Further, in this thesis, I describe the first prospective randomized controlled trial (RCT) conducted in the UAE to evaluate the impact of pharmacogenomic testing for five actionable CYP2C19 variants in 169 anti-platelet users with acute coronary syndrome. The results demonstrated a 10% improvement in clopidogrel efficacy, reducing the clinical risk of subsequent cardiovascular complications. Nevertheless, incorporating pharmacogenomic testing did not significantly mitigate the adverse outcomes of anti-platelet therapy (bleeding outcomes) (P-value >0.05). One explanation for this is that ticagrelor, the safer anti-platelet for patients with impaired CYP2C19metabolism, is known to be associated with a higher risk of bleeding compared to clopidogrel.

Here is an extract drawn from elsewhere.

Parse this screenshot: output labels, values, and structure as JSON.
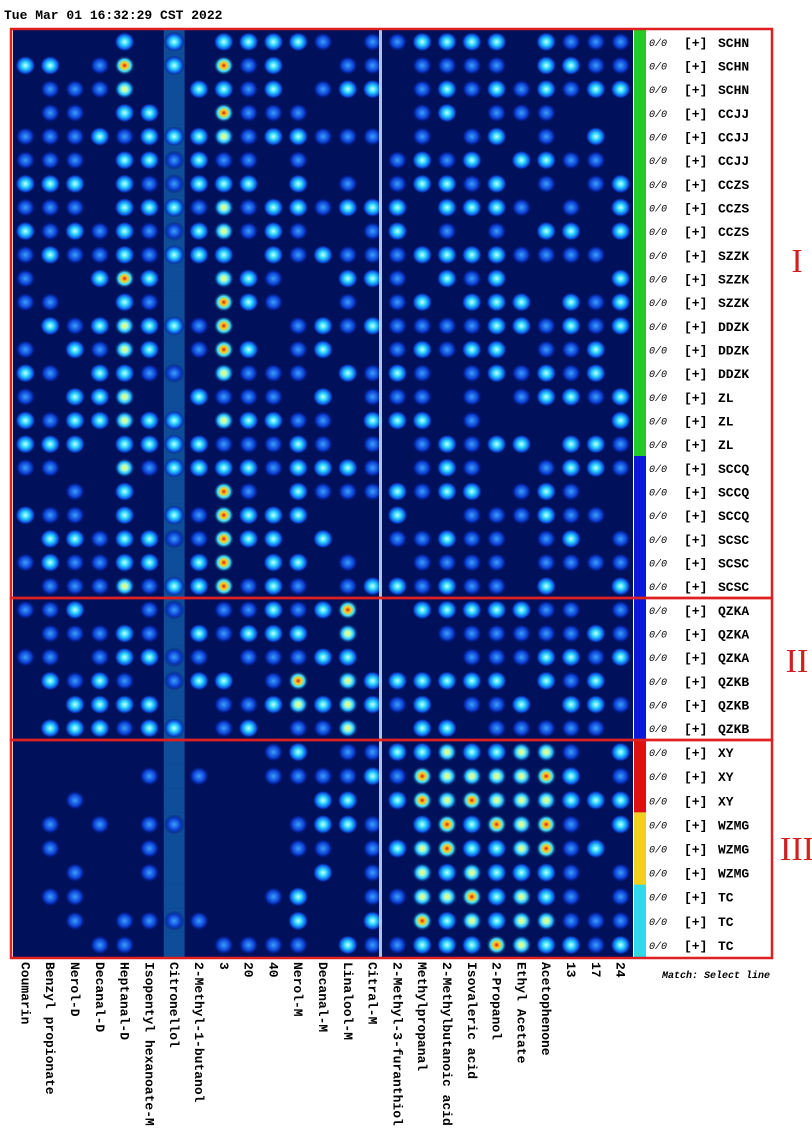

Additionally, a retrospective cohort study was conducted in this research to examine the association of three ABCB1 variants—rs1045642 (C3435T), rs2032582 (G2677T), and rs1128503 (C123T)—with major adverse cardiovascular events (MACE) in 174 ACS patients. Despite the high prevalence of the mutant alleles in the multiethnic UAE population (48.85%, 50%, and 51.03%, respectively), these variants did not significantly affect the risk of thrombotic complications in patients with a history of myocardial infarction (P>0.05).
This research highlights the critical pharmacogenes impacting clopidogrel efficacy, UAE-specific genetic variants, unexplored adverse events and complications, and the potential for broader pharmacogenomic implementation in the UAE healthcare system. These findings open the door for future research opportunities and contribute valuable insights to the local and global scientific communities.